Actualmente la situación política catalana está monopolizando todo debate elucubrando sobre derechos inherentes que no tienen fundamento alguno. Tal es el nivel de politización de la actividad cuotidiana de los ciudadanos, que raro es el día en que no se escucha en algún lugar apelaciones a ese concepto inventado del “derecho a decidir” o a la legitimación moral de las actuaciones que se están realizando: como, por ejemplo, recortar derechos a la oposición, asaltar sedes de partidos políticos que se apartan del discurso oficioso e institucionalizado o señalar a aquellos concejales o alcaldes que manifiestan su voluntad de cumplir y hacer cumplir las leyes, tachándolos de traidores. En este contexto en donde respetar la ley está mal visto, es más necesario que nunca preguntarse sobre la naturaleza misma del derecho y el papel del tribunal constitucional dentro del constitucionalismo democrático.
Siguiendo la tesis de Robert Alexy, podemos afirmar que el derecho posee una dimensión real, que define la legalidad conforme al ordenamiento y la eficacia social, y una dimensión ideal, basada en la corrección moral. Esta doble naturaleza deriva de un necesario equilibrio entre dos principios: la seguridad jurídica (que aduce al ciudadano a sujetarse a aquello que ha sido establecido conforme al ordenamiento) y la justicia (que busca la corrección moral de cada una de las decisiones).
En este sentido, los sujetos que participan en el derecho se plantean si un acto es o no correcto; en caso afirmativo buscan justificarlo y esperan la aceptación del resto de sujetos.
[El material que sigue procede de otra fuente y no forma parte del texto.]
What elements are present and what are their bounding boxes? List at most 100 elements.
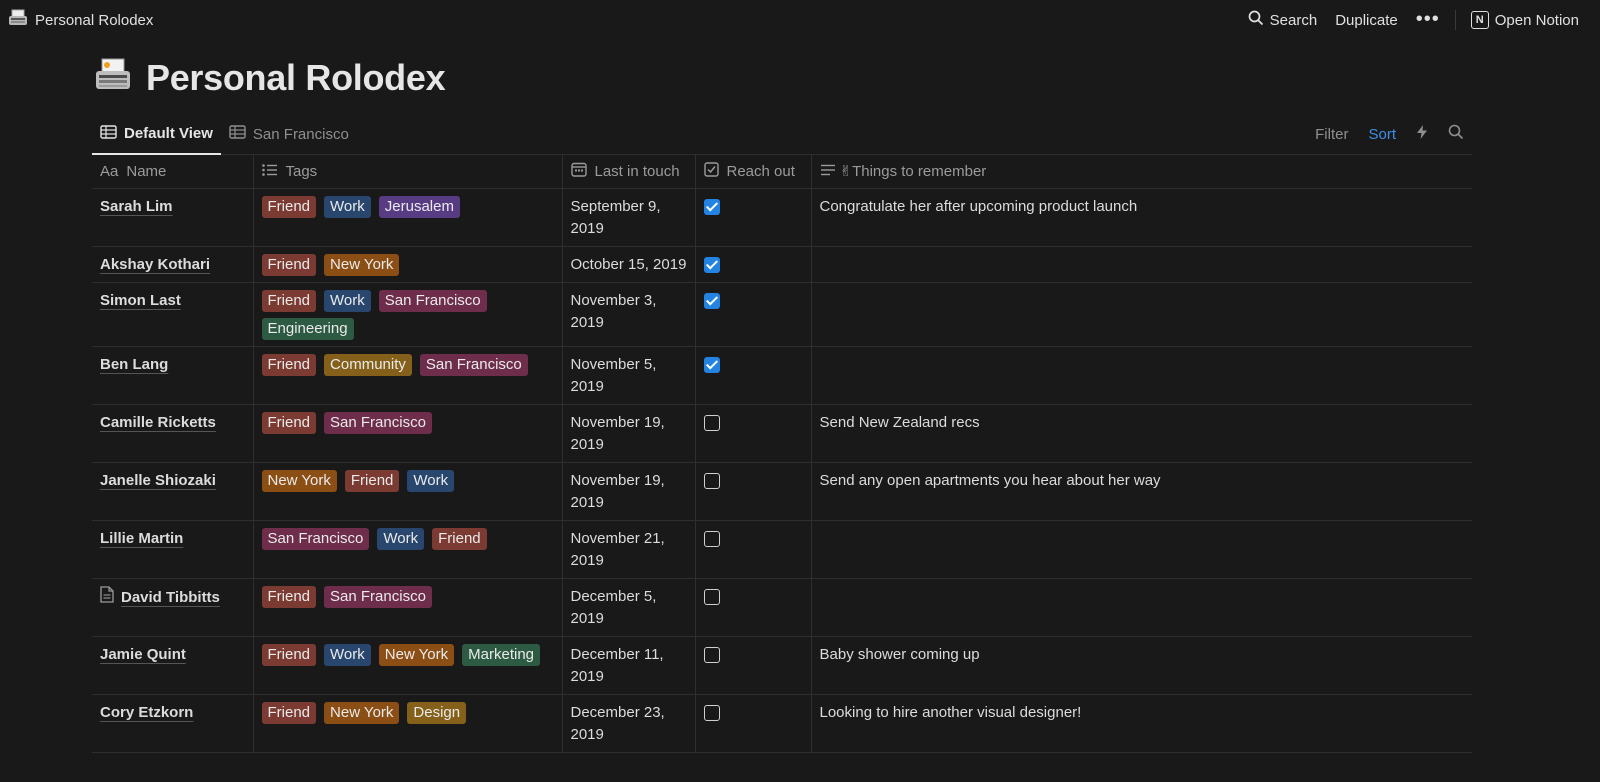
more-options-button[interactable]: ••• [1407,9,1449,30]
table-row[interactable]: Akshay Kothari Friend New York October 15, … [92,246,1472,283]
open-notion-button[interactable]: N Open Notion [1462,7,1588,33]
search-icon[interactable] [1440,120,1472,148]
cell-tags[interactable]: Friend New York [253,246,563,283]
column-header-things-to-remember[interactable]: ✌Things to remember [811,154,1472,189]
cell-tags[interactable]: Friend Work New York Marketing [253,636,563,695]
filter-button[interactable]: Filter [1307,122,1356,147]
contact-name[interactable]: Janelle Shiozaki [100,470,216,492]
cell-last-in-touch[interactable]: November 3, 2019 [562,282,696,347]
sort-button[interactable]: Sort [1360,122,1404,147]
search-button[interactable]: Search [1239,6,1327,34]
contact-name[interactable]: Lillie Martin [100,528,183,550]
cell-reach-out [695,188,812,247]
reach-out-checkbox[interactable] [703,589,720,605]
reach-out-checkbox[interactable] [703,647,720,663]
contact-name[interactable]: Jamie Quint [100,644,186,666]
tag-pill: New York [324,702,400,724]
cell-name[interactable]: Cory Etzkorn [92,694,254,753]
reach-out-checkbox[interactable] [703,705,720,721]
cell-last-in-touch[interactable]: November 21, 2019 [562,520,696,579]
contact-name[interactable]: Ben Lang [100,354,168,376]
cell-last-in-touch[interactable]: October 15, 2019 [562,246,696,283]
reach-out-checkbox[interactable] [703,473,720,489]
cell-tags[interactable]: Friend New York Design [253,694,563,753]
cell-name[interactable]: Sarah Lim [92,188,254,247]
cell-things-to-remember[interactable]: Looking to hire another visual designer! [811,694,1472,753]
cell-name[interactable]: Janelle Shiozaki [92,462,254,521]
cell-things-to-remember[interactable]: Congratulate her after upcoming product … [811,188,1472,247]
cell-name[interactable]: Akshay Kothari [92,246,254,283]
table-row[interactable]: Simon Last Friend Work San Francisco Enginee… [92,282,1472,347]
column-header-last-in-touch[interactable]: Last in touch [562,154,696,189]
cell-things-to-remember[interactable] [811,578,1472,637]
contact-name[interactable]: David Tibbitts [121,587,220,609]
cell-last-in-touch[interactable]: November 19, 2019 [562,462,696,521]
cell-name[interactable]: David Tibbitts [92,578,254,637]
tag-pill: Friend [261,254,317,276]
search-label: Search [1269,11,1318,29]
cell-last-in-touch[interactable]: September 9, 2019 [562,188,696,247]
cell-last-in-touch[interactable]: December 11, 2019 [562,636,696,695]
column-header-tags[interactable]: Tags [253,154,563,189]
column-header-name[interactable]: Aa Name [92,154,254,189]
tag-pill: Engineering [261,318,354,340]
table-row[interactable]: Camille Ricketts Friend San Francisco Novem… [92,404,1472,463]
cell-last-in-touch[interactable]: November 5, 2019 [562,346,696,405]
cell-things-to-remember[interactable]: Send New Zealand recs [811,404,1472,463]
cell-things-to-remember[interactable]: Send any open apartments you hear about … [811,462,1472,521]
cell-tags[interactable]: Friend Work San Francisco Engineering [253,282,563,347]
cell-name[interactable]: Lillie Martin [92,520,254,579]
table-row[interactable]: Lillie Martin San Francisco Work Friend Nove… [92,520,1472,579]
contact-name[interactable]: Akshay Kothari [100,254,210,276]
contact-name[interactable]: Sarah Lim [100,196,173,218]
table-row[interactable]: Janelle Shiozaki New York Friend Work Novemb… [92,462,1472,521]
duplicate-button[interactable]: Duplicate [1326,8,1407,33]
table-row[interactable]: Sarah Lim Friend Work Jerusalem September 9,… [92,188,1472,247]
cell-things-to-remember[interactable] [811,346,1472,405]
reach-out-checkbox[interactable] [703,293,720,309]
cell-tags[interactable]: Friend Community San Francisco [253,346,563,405]
cell-things-to-remember[interactable] [811,520,1472,579]
cell-things-to-remember[interactable] [811,282,1472,347]
cell-tags[interactable]: Friend San Francisco [253,404,563,463]
cell-tags[interactable]: Friend San Francisco [253,578,563,637]
cell-name[interactable]: Simon Last [92,282,254,347]
cell-tags[interactable]: San Francisco Work Friend [253,520,563,579]
tag-pill: Work [324,644,371,666]
cell-last-in-touch[interactable]: December 5, 2019 [562,578,696,637]
cell-reach-out [695,282,812,347]
page-header: Personal Rolodex [94,56,446,99]
reach-out-checkbox[interactable] [703,257,720,273]
table-body: Sarah Lim Friend Work Jerusalem September 9,… [92,188,1472,753]
cell-name[interactable]: Jamie Quint [92,636,254,695]
automation-bolt-icon[interactable] [1408,120,1436,148]
reach-out-checkbox[interactable] [703,531,720,547]
reach-out-checkbox[interactable] [703,357,720,373]
table-row[interactable]: Cory Etzkorn Friend New York Design December… [92,694,1472,753]
cell-name[interactable]: Ben Lang [92,346,254,405]
text-property-icon: Aa [100,162,119,180]
contact-name[interactable]: Simon Last [100,290,181,312]
table-row[interactable]: Ben Lang Friend Community San Francisco Nove… [92,346,1472,405]
reach-out-checkbox[interactable] [703,415,720,431]
table-row[interactable]: Jamie Quint Friend Work New York Marketing De… [92,636,1472,695]
page-title[interactable]: Personal Rolodex [146,57,446,99]
contact-name[interactable]: Cory Etzkorn [100,702,193,724]
reach-out-checkbox[interactable] [703,199,720,215]
cell-name[interactable]: Camille Ricketts [92,404,254,463]
cell-last-in-touch[interactable]: December 23, 2019 [562,694,696,753]
cell-tags[interactable]: Friend Work Jerusalem [253,188,563,247]
name-wrap: Ben Lang [100,354,245,376]
table-row[interactable]: David Tibbitts Friend San Francisco Decembe… [92,578,1472,637]
cell-things-to-remember[interactable] [811,246,1472,283]
column-header-reach-out[interactable]: Reach out [695,154,812,189]
breadcrumb[interactable]: Personal Rolodex [8,8,153,32]
tab-san-francisco[interactable]: San Francisco [221,114,357,154]
cell-last-in-touch[interactable]: November 19, 2019 [562,404,696,463]
contact-name[interactable]: Camille Ricketts [100,412,216,434]
cell-things-to-remember[interactable]: Baby shower coming up [811,636,1472,695]
tab-default-view[interactable]: Default View [92,114,221,155]
search-icon [1248,10,1264,30]
breadcrumb-title: Personal Rolodex [35,11,154,29]
cell-tags[interactable]: New York Friend Work [253,462,563,521]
No obstante, la mera conciencia de la corrección de una norma no garantiza su observancia; y, por consecuencia, es necesaria la coerción como elemento esencial para la eficacia social de dicha ley debido a que la inexistencia de coerción para aquellos individuos que se saltase una norma incitaría a otros sujetos a incumplirla.
De esto, desde un enfoque político, se deriva el constitucionalismo democrático, cuyos pilares esenciales son los derechos fundamentales y la democracia. Centrándonos en el segundo de los pilares, la concepción de democracia que se deriva es la denominada “deliberativa”, donde existe un plano en que los actores discuten sobre las soluciones políticas correctas y que se superpone al plano de intereses y del poder. En caso de que las discusiones se realicen de forma correcta, la formación de la voluntad política discurrirá como es debido y se respetarán los derechos fundamentales y la democracia; no obstante, en caso de que no sea así, es necesario que exista una jurisdicción constitucional cuyas deliberaciones se basen en aquello que es correcto dentro de un marco jurídico determinado, argumentándolo conforme a la ley y el precedente, atendiendo siempre al sistema de derecho elaborado por la dogmática jurídica.
Trasladando este esquema a la situación catalana, cabe afirmar que la anteposición de los intereses del gobierno autonómico (o referéndum o referéndum) a la voluntad de buscar soluciones jurídicas que supongan un beneficio para ambas partes, ha generado una situación que necesariamente la jurisdicción constitucional tiene que resolver basándose en el marco legal vigente, como todo estado de derecho realizaría en situaciones similares. Por ello, es necesario que se abandone este escenario político que no busca más que la confrontación jurídica y se camine hacia un diálogo sincero que busque cicatrizar las heridas que artificialmente se han generado dentro de la sociedad catalana.